Monday, March 31, 2014

3312

I've found myself being more and more withdrawn from social media lately. There is so much animus going on every time I open a page that it has kept me from wanting to even be online. I get that with the internet there will always be contention. Usually it is two opposing view points holding a pissing contest for attention. Just like on the playground in school one kid has to prove he's better than another by assailing another. I get that we all need our ego stroked and need to feel superior at something at some point in time, but I've seen more and more groups attacking individuals online and it has been a major turn off. I have no problem with groups attacking other groups, that's just the way life is, but the individual attacks I've seen really show me how juvenile some people can be. It's sad really. But it isn't the individual attacks. I think the whole social media scene has become poisoned by the rancor that some people harbor. Group thought abounds and the whole place is becoming more of a cesspool. I know I can't point a finger without one coming back at me, and I admit I spew forth my fair share of negativity, but I am working on it. To anybody that feels like I've been a cyber bully in the past, I'm sorry. That being said, I will still defend myself as unfledged as that may sound, but I vow to personally hold myself to higher standards than the group bashing I have taken part of in the past. This is also not to say I won't partaking in some locker room ribbing of others either, but the direct support of genuinely hateful attacks will be squashed.
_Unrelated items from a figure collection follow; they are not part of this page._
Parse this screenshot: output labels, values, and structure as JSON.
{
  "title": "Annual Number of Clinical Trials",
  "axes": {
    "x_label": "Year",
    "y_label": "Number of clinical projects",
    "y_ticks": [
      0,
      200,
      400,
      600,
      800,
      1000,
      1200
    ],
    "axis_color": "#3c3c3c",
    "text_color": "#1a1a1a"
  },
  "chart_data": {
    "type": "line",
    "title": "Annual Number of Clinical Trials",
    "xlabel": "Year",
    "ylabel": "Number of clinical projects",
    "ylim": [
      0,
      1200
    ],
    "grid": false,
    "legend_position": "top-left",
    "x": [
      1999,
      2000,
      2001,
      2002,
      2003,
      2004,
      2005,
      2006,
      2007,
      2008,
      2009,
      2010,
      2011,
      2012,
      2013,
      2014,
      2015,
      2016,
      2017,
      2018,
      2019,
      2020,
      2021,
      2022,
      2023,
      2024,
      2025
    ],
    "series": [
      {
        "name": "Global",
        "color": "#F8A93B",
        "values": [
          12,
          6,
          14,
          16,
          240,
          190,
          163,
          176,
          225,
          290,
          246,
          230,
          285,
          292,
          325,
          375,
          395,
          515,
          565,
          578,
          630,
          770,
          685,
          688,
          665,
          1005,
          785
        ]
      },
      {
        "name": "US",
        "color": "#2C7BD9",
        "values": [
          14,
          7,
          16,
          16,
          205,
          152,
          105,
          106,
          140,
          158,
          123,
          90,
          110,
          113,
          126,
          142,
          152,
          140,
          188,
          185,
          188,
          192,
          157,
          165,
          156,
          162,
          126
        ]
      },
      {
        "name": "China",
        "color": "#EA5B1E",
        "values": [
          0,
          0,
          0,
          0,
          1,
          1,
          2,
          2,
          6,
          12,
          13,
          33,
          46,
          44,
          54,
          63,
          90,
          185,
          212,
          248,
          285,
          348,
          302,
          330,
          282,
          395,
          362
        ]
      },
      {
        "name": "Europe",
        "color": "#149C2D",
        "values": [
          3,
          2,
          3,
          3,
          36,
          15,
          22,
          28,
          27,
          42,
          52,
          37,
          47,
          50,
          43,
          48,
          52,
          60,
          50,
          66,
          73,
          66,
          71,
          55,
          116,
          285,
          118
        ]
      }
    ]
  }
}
Sports teams, cars, etc. are still open season, so if you have a NASCAR sticker on your Ford, I'm probably gonna refer to you as in inbred hillbilly, but even inbred hillbillies deserve the right to be made fun of for their tastes, not who they are. As long as it stays good natured, we can still trade buying rounds at the end of the night. So, that being said, I might be dropping a few of you from my social circles, but I also might be adding a few I wouldn't have thought of before just because I'm trying to be a better person, not a bitter person.

Monday, March 24, 2014

3480


I cannot believe how lax I have been with my postings. I doesn’t feel like it has been 25 days since the last time I posted, but the calendar doesn’t lie.  One thing that that tells me is, writing is far more inspired than I initially thought.  I’m not sure why I haven’t been inspired to post anything.  There has been plenty going on in the world.  From Crimea to MH370, the news has been filled with plenty.  Perhaps I’m just a little burnt out.  Maybe it’s spring fever.  Spring definitely hits Arizona sooner than anywhere else I’ve been which is quite odd considering for the most part we don’t have a winter.  The weather here has been fantastic, and although we have had a sever lack of rain which means summer will be dreadful, I have enjoyed it.  Many a day has been spent with windows and doors open, letting the warm breeze flow throughout the house.  I’m sure the neighbors will be glad when the temps heat up and the sounds of music flowing out of my abode are muted.  Although in my defense, I at least play a variety of music depending on my mood, and not just the same repetitive cumbia music that my neighbors blare. At least the wonderful smells from their backyard grill compensate somewhat for the ear pollution that is emanating from their speakers.  All this is still only mildly annoying. Here I sit and complain about first world problems when at this moment global boundaries are being redrawn and the families of 237 people must come to grips with the fact they will never be seen again, and nobody knows why. I think tonight, as I grill something while imbibing in an Angry Orchard cider, I will try to reflect more positively on what I have and worry less about my first world problems.
I’d also like to thank anybody that still reads this blog.  I know I have strayed far from my original goal.  So in trying to be more faithful to this little space on the web, I again ask if there is anything you would like me to blog about, just let me know.  I definitely am opinionated and appreciate interactions.  Don’t be afraid to broach a topic, you never know what dialogue can lead to.